Posts: 180 Location: Washington, DC
Sun 22 Jan, 2012 7:37 pm
Peter, clearly I have a very long way to go before I being to approach your skill set. Thanks for your comments. Its so interesting to hear the masters talk about their process! I experienced exactly what you described trying to grind the very base of the blade, and I found that up and over rotation quite tricky to keep consistent. I admire your skill at fractionally adjusting all those hollows pass by pass.....basically i'm using a jig to help me establish a consistent edge thickness, then pushing towards the spine at the wider part of the blade. I suspect on a steel leaf blade this wouldn't work very well, because there's very little
distal taper developed. For aluminum though, I think keeping the spine almost .25" most of the way down the blade is good for strength and rigidity.

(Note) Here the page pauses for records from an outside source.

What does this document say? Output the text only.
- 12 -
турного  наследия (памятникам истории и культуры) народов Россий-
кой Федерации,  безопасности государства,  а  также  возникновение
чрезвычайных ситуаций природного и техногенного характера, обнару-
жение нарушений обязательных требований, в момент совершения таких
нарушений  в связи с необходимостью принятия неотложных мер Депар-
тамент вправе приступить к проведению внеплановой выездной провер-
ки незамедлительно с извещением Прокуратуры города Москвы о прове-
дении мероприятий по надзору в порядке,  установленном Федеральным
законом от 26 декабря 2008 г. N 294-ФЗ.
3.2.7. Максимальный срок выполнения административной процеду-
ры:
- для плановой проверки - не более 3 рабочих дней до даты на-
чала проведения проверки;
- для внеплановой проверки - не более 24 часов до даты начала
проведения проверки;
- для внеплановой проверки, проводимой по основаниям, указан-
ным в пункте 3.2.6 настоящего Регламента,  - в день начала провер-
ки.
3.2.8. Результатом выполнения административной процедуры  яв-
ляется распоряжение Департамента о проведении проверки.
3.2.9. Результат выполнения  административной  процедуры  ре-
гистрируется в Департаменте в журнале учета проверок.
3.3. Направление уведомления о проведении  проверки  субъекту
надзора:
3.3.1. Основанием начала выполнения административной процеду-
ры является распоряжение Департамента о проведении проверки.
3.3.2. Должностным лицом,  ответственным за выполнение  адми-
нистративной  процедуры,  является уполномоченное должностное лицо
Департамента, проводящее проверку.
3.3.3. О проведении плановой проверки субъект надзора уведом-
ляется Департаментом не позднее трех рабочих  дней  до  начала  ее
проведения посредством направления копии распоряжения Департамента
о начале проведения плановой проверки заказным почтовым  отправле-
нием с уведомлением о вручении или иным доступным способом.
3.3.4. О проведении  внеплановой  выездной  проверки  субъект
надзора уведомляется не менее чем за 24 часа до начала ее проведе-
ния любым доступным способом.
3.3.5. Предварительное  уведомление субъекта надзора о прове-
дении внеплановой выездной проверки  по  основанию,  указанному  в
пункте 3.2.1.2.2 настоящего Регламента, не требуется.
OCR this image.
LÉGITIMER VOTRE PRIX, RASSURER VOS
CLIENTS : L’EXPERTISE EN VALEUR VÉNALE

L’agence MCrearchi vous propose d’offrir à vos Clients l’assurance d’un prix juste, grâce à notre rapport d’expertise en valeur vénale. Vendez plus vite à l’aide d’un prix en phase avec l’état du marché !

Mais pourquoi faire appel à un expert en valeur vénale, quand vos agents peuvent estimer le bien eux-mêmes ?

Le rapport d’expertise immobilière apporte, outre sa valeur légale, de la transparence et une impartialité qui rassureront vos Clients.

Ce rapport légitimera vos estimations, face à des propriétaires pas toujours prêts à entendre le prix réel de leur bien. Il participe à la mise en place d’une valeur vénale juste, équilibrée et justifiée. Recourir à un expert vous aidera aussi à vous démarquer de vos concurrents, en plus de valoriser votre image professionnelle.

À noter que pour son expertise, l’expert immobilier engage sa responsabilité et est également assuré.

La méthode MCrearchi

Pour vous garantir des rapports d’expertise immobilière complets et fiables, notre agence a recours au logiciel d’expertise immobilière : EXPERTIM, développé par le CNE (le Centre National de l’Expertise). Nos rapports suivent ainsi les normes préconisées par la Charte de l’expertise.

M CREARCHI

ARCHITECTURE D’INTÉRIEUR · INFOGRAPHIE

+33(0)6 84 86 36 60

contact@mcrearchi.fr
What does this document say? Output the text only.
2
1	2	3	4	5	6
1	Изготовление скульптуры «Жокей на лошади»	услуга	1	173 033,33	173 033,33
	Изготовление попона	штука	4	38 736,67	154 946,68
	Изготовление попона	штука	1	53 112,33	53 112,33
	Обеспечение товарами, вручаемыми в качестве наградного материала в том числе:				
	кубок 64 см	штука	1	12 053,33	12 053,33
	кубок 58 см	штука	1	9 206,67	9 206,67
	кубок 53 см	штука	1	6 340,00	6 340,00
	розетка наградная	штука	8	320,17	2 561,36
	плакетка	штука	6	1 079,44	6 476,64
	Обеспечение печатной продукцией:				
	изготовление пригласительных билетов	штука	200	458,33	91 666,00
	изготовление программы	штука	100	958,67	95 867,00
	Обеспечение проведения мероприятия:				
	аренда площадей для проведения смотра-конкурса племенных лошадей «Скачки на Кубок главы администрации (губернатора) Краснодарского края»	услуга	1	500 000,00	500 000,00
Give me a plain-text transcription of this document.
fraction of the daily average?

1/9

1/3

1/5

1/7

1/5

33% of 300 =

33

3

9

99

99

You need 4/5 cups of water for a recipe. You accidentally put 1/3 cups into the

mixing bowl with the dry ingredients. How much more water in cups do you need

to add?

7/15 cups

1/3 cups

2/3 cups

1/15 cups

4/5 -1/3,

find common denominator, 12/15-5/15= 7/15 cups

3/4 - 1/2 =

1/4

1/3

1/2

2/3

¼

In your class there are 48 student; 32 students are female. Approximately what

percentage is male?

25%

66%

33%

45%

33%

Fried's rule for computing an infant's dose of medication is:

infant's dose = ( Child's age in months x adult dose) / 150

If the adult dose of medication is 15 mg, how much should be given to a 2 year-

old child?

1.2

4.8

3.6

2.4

Also, I appreciate the advice on the finishing. It is definitely a bitch working up to higher grits, especially right at the spine. And you can't grind off-angle to reveal your coarser scratch marks either. I ended up doing a similar thing using scotchbrite deburring wheels on my buffer, which work like magic (thanks to Lewis Shaw for turning me on to those). I'll look into getting some belts though, as working horizontal to the deburring wheel on a buffer is really awkward.
Out of curiosity, when you are making aluminum blades, do you make blades that exactly match the steel blades in terms of cross section and relative edge thickness? What kind of construction methods do you use? I've become very fond of the recessed pommel nut because it leaves the tang/pommel junction thick and unthreaded, but no everyone like that look.